A while back I promised you a recipe.
I don’t forget a promise, but lately it seems like I’m behind on my delivery schedule. I’m painfully aware of a long ago promised Homestead Act 2.1 that I’ve yet to cough up for you. There wasn’t a November Can Jam Roundup of my own. The December Can Jam deadline is looming and I can’t seem to decide what to make. Trust me… I’m working it out.
Anyhow, do you make your own salad dressing? Please say yes. Really. It takes as close to zero time in the kitchen as anything ever will. And the results are about 2.36 trillion times better than anything you’ll ever buy in the store.
This salad is part of our regular rotating salad repertoire and one of the quickest to make. We’re talking minutes people! I love the combination of crunchy pistachios, salty feta and a tangy, spicy dressing. You can add some chicken if you’d like to make more of a full meal.
Spinach Salad with Pistachios and Pepper Jelly Vinaigrette
- ¼ cup hot pepper jelly (will determine how kicky your dressing becomes)

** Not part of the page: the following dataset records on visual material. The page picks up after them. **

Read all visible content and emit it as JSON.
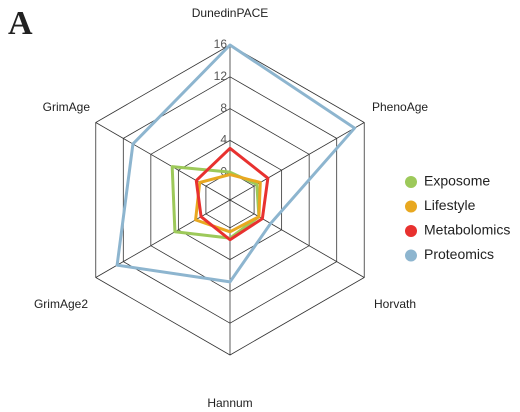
{
  "chart_data": {
    "type": "radar",
    "panel_label": "A",
    "categories": [
      "DunedinPACE",
      "PhenoAge",
      "Horvath",
      "Hannum",
      "GrimAge2",
      "GrimAge"
    ],
    "series": [
      {
        "name": "Exposome",
        "color": "#9dc95a",
        "values": [
          0,
          0.4,
          0.7,
          1.3,
          4.5,
          4.9
        ]
      },
      {
        "name": "Lifestyle",
        "color": "#e8a820",
        "values": [
          -0.3,
          0.9,
          0.7,
          0.5,
          1.5,
          0.9
        ]
      },
      {
        "name": "Metabolomics",
        "color": "#e8312f",
        "values": [
          3.0,
          2.0,
          1.2,
          1.5,
          0.7,
          1.4
        ]
      },
      {
        "name": "Proteomics",
        "color": "#8db5cf",
        "values": [
          16,
          14.6,
          2.4,
          6.8,
          12.9,
          10.6
        ]
      }
    ],
    "ylim": [
      -3.5,
      16
    ],
    "yticks": [
      0,
      4,
      8,
      12,
      16
    ],
    "legend": "right"
  }
}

- 2 tablespoons cider vinegar
- 1 tablespoon olive oil
- ~ pinch each kosher salt and ground pepper
- baby spinach
- feta cheese, crumbled
- pistachios, shelled
- red onion, thinly sliced
- Warm jelly in glass bowl in microwave (about 30 seconds or so) **
- Add vinegar, oil, salt and pepper until blended.
- Cool to room temperature.
- Place spinach in bowl and toss with dressing. Top with sliced onion, pistachios and a sprinkle of feta.
Dressing will make enough for about 6 servings.
** Actually, I’m lazy. I put the jelly in a glass jar to warm, dump the other dressing ingredients in and shake. Store extra dressing in same jar in fridge. No extra dirty dishes. Bonus!